1. The woman believes that the violence was her fault.2. The woman has an inability to place the responsibility for the violence elsewhere.3. The woman fears for her life and/or her children's lives.4. The woman has an irrational belief that the abuser is omnipresent and omniscient.

I relate to a few things above - the struggle to place the blame for the violence where it belongs, some loss in self-esteem, the cycle of tension-explosion-calm (usually just an explosion of anger rather than violence except recently) and feeling supported and reassured during that 'calm phase', having a strong desire and sense of responsibility to make the marriage work, economic struggles associated with separating, concern for his safety (eg. suicidal tendencies that have been there in the past) resulting in my staying with him despite his behaviour. But I do realise that I am only beginning to feel the effects of such a syndrome, and how the longer a wife/partner stays in these circumstances, the more entrenched it becomes and the harder it is to get out. The Alcohol Drug counsellor this evening said that I needed to concentrate on becoming strong enough to stand on my own without depending on my husband - and I see now that the longer I stay in this situation, the more dependent and unable to leave I will become.
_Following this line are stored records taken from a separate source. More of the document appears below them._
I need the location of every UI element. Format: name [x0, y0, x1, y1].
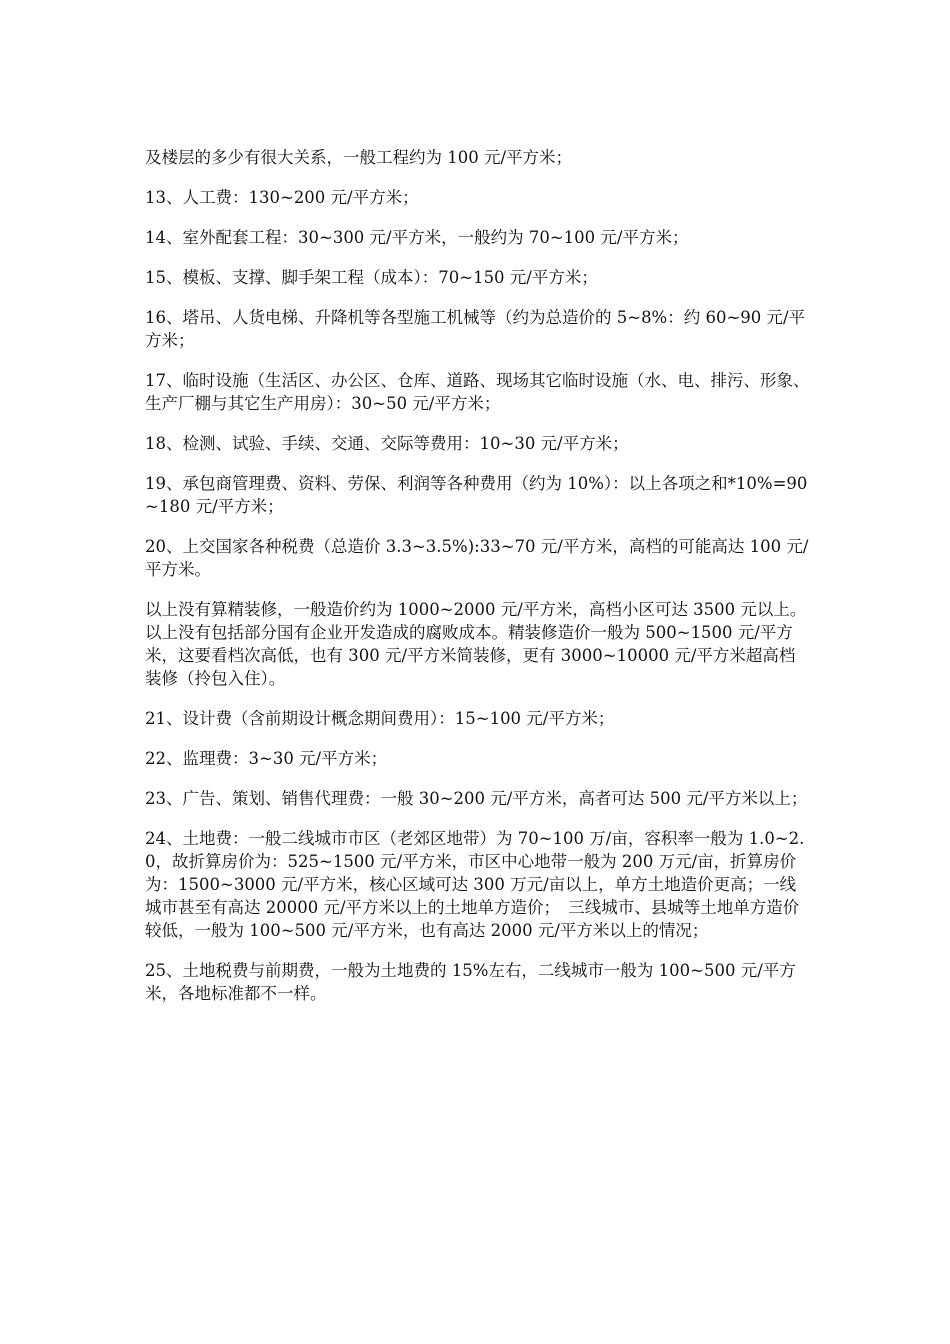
- paragraph-item-22-supervision: 22、监理费：3~30 元/平方米；: [145, 749, 388, 768]
- paragraph-item-19-contractor: 19、承包商管理费、资料、劳保、利润等各种费用（约为 10%）：以上各项之和*10%=90~180 元/平方米；: [145, 474, 808, 516]
- paragraph-item-21-design: 21、设计费（含前期设计概念期间费用）：15~100 元/平方米；: [145, 709, 615, 728]
- paragraph-item-17-temporary: 17、临时设施（生活区、办公区、仓库、道路、现场其它临时设施（水、电、排污、形象、生产厂棚与其它生产用房）：30~50 元/平方米；: [145, 371, 810, 413]
- paragraph-item-24-land: 24、土地费：一般二线城市市区（老郊区地带）为 70~100 万/亩，容积率一般为 1.0~2.0，故折算房价为：525~1500 元/平方米，市区中心地带一般为 200 万元/亩，折算房价为：1500~3000 元/平方米，核心区域可达 300 万元/亩以上，单方土地造价更高；一线城市甚至有高达 20000 元/平方米以上的土地单方造价； 三线城市、县城等土地单方造价较低，一般为 100~500 元/平方米，也有高达 2000 元/平方米以上的情况；: [145, 829, 805, 940]
- paragraph-item-23-advertising: 23、广告、策划、销售代理费：一般 30~200 元/平方米，高者可达 500 元/平方米以上；: [145, 789, 808, 808]
- paragraph-decoration-note: 以上没有算精装修，一般造价约为 1000~2000 元/平方米，高档小区可达 3500 元以上。以上没有包括部分国有企业开发造成的腐败成本。精装修造价一般为 500~1500 元/平方米，这要看档次高低，也有 300 元/平方米简装修，更有 3000~10000 元/平方米超高档装修（拎包入住）。: [145, 600, 807, 688]
- paragraph-item-14-outdoor: 14、室外配套工程：30~300 元/平方米，一般约为 70~100 元/平方米；: [145, 228, 689, 247]
- paragraph-item-16-machinery: 16、塔吊、人货电梯、升降机等各型施工机械等（约为总造价的 5~8%：约 60~90 元/平方米；: [145, 308, 806, 350]
- paragraph-item-15-formwork: 15、模板、支撑、脚手架工程（成本）：70~150 元/平方米；: [145, 268, 598, 287]
- paragraph-item-25-land-tax: 25、土地税费与前期费，一般为土地费的 15%左右，二线城市一般为 100~500 元/平方米，各地标准都不一样。: [145, 961, 796, 1003]
- paragraph-item-18-testing: 18、检测、试验、手续、交通、交际等费用：10~30 元/平方米；: [145, 434, 629, 453]
- paragraph-item-20-taxes: 20、上交国家各种税费（总造价 3.3~3.5%):33~70 元/平方米，高档的可能高达 100 元/平方米。: [145, 537, 809, 579]
- paragraph-building-floors-continuation: 及楼层的多少有很大关系，一般工程约为 100 元/平方米；: [145, 148, 573, 167]
- document-page: [145, 146, 810, 1022]
- paragraph-item-13-labor: 13、人工费：130~200 元/平方米；: [145, 188, 419, 207]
I am left with the beautiful words of a song the couple felt God had wanted to communicate to me. The words go like this:

O Lord you're beautiful,
your face is all I see
for when your eyes are on this child
your grace abounds to me.

I felt so reassured by these words. They reminded me of when I was standing in church on Sunday amongst beautiful worship - singing to God, our Creator - and my mind could not resist the love and grace that I felt God had for me. His eyes are on me, His child - even when I don't feel that I can reach out to Him: He is with me, He is watching me, He cares and He loves me no matter what I think of myself.